- Born: 14 July 1897 Piacenza, Italy
- Died: 3 January 1992 (aged 94)
- Education: Polytechnic University of Milan
- Occupations: Industrial engineer, business owner
- Known for: Co-creator, Racheli & Bossi Patent Office, Milan, Italy
- Spouse: Costante Domenighetti

= Adele Racheli =

Italian engineer and patent office owner (1897–1992)

Adele Racheli (14 July 1897 – 3 January 1992) was an Italian engineer and co-founder of a successful patent protection office in Milan in 1925 to protect the intellectual property of Italian professionals. The firm still thrives.

== Early life and education ==
Born on 14 July 1897 in Piacenza, Italy, to Maria Carolina (née Pavesi) and Vitorio Racheli, Adelina Racheli had seven younger siblings. As a way to improve her understanding of the lessons she learned in school, she copied her class notes by hand at night and then sold them to her classmates. In Piacenza, she attended high school and two years of university, but after her family moved to Milan, she was one of the first women to enrol at the Polytechnic University of Milan, graduating in industrial mechanical engineering in 1920, the first woman to graduate from the course.

When she was interviewed in 1985, she admitted that her early fascination with mechanics came from a passion to fix bicycles, which in those days, always broke down. Even so, she commented on her life's achievements saying it mattered little if her family "thought she was crazy."

== Career ==
One of Racheli's first jobs was working in a Milan patent office, which became a transformative experience, teaching her the importance of protecting intellectual property. In 1925, she opened her own patent protection office in Milan called the Racheli & Bossi Patent Office, in partnership with a colleague Rosita Bossi. The name of the company has since been shortened to Racheli and now operates two other offices in Italy in addition to the main location in Milan. As of 2020, the company describes itself as a "consultancy firm in industrial and intellectual property, which operates in Italy and abroad also through a selected network of consultants and correspondents."

On 26 January 1957, Racheli was a founder of a new organization to support female professionals. To do so, she worked with engineers Emma Strada, Anna E. Armour, Ines Del Tetto Noto, Laura Lange, Alessandra Bonfanti Vietti and the architect Vittoria Ilardi, to establish the Associazione Italiana Donne Ingegnere e Architetto (AIDIA). The association was first proposed in 1948 by electrical engineer Maria Artini to help other women who worked in technical fields, but Artini died before AIDIA could be officially started.

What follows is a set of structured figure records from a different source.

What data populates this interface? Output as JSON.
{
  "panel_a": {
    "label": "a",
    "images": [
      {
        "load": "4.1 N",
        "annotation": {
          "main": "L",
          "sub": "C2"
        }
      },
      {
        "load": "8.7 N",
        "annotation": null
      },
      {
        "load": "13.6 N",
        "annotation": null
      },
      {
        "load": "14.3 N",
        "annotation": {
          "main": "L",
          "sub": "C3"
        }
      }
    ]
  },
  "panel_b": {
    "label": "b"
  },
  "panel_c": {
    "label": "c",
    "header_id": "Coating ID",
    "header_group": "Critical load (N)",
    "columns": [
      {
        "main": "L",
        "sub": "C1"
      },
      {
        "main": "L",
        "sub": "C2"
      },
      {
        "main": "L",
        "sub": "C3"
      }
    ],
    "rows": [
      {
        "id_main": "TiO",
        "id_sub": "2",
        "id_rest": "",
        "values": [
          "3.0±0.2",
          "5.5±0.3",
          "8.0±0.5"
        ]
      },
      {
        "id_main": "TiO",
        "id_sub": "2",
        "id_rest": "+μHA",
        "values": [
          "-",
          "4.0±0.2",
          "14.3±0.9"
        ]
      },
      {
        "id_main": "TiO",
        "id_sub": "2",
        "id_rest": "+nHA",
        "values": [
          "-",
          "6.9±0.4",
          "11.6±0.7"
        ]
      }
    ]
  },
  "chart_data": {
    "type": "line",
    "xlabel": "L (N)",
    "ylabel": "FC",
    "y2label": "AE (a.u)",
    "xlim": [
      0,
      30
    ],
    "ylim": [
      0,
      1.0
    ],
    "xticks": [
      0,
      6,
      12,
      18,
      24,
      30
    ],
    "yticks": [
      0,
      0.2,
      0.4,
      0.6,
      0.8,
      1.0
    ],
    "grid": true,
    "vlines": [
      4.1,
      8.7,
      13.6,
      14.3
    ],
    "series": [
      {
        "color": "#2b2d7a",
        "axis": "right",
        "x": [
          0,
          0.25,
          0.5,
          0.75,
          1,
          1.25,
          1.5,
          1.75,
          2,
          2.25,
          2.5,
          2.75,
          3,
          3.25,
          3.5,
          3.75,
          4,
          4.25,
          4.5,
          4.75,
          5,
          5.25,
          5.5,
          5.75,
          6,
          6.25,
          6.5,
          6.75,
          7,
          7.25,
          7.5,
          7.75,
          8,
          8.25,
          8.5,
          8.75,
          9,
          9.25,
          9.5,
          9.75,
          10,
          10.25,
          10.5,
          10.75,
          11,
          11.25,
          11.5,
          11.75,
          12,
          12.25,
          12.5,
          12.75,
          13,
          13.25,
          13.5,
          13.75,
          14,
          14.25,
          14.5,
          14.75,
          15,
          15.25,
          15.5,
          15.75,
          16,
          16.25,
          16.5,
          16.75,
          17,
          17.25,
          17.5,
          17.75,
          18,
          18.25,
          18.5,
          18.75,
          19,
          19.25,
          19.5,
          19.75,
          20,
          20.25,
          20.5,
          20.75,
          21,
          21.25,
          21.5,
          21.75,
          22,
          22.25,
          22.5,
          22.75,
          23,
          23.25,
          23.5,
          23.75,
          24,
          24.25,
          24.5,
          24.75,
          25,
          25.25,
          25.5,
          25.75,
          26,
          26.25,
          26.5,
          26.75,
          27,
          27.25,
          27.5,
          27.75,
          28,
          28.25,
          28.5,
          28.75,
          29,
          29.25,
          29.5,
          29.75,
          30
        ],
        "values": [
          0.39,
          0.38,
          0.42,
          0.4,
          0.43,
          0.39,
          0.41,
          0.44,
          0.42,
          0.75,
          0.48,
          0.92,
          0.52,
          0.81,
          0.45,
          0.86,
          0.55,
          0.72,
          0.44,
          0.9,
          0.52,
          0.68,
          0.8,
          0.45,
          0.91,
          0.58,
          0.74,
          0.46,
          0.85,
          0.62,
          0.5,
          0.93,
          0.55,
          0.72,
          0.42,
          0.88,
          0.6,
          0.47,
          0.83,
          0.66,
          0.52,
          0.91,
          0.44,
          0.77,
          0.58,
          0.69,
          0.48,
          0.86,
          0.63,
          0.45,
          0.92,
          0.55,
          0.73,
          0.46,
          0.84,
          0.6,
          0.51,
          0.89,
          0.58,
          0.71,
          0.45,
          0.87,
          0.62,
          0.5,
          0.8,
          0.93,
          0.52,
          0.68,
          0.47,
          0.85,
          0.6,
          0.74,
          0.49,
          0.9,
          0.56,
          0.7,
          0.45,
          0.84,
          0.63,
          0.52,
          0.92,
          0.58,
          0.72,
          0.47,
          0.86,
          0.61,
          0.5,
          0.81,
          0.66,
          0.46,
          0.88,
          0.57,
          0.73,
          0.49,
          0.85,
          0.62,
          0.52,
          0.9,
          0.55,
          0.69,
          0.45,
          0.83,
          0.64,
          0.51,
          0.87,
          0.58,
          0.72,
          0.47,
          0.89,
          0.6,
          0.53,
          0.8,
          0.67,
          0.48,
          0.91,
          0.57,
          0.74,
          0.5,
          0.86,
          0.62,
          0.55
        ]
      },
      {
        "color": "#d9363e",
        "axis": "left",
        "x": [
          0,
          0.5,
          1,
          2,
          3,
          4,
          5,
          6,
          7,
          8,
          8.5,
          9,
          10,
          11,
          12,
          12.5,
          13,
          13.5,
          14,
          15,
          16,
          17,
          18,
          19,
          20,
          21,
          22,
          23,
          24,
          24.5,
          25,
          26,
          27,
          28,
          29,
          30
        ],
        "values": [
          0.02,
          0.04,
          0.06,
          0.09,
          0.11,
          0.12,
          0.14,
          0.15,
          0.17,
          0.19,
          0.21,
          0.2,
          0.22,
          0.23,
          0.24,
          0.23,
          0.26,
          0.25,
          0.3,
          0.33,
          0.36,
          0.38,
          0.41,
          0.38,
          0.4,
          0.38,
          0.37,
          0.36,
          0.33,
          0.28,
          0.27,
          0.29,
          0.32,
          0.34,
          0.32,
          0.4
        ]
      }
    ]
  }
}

The 1985 interview was conducted in the elderly Racheli's office where a plaque, hung ten years before, attested to her 50 years of membership in the Order of Engineers. The interviewer described Racheli's career path and daily work schedule this way:Entered as a simple clerk in a patent office, Adele Racheli has become the owner of one of the most successful in Milan. Today at the age of 91 she still holds the reins of her office, working there for eight hours a day; she doesn't even come home to have lunch. The only problem, at her age, is no longer having a driver's license and no longer being able to visit customers as she once did. But to interrupt her business; it is a hypothesis that she does not even take into consideration: 'Should I stop prematurely?'

== Personal life ==
On 22 February 1923, Racheli married an engineer named Costante Domenighetti who had attended the same university and set up the company Società Italiana Macchine Edili Stradali e Agricole (SIMESA). This led her to change her name to Adele Racheli Domenighetti. In a 1985 interview, she boasted "of having always managed to earn more than him, who was also a mechanical engineer and had his own company to run." The couple had five children, Domenico, twins Dafne and Diana (b. 1929), Daria, and Delfina.

During World War Two the family moved to Switzerland to avoid the war after their home and offices were destroyed by bombs in 1943.

Adele Racheli Domenighetti died on 3 January 1992.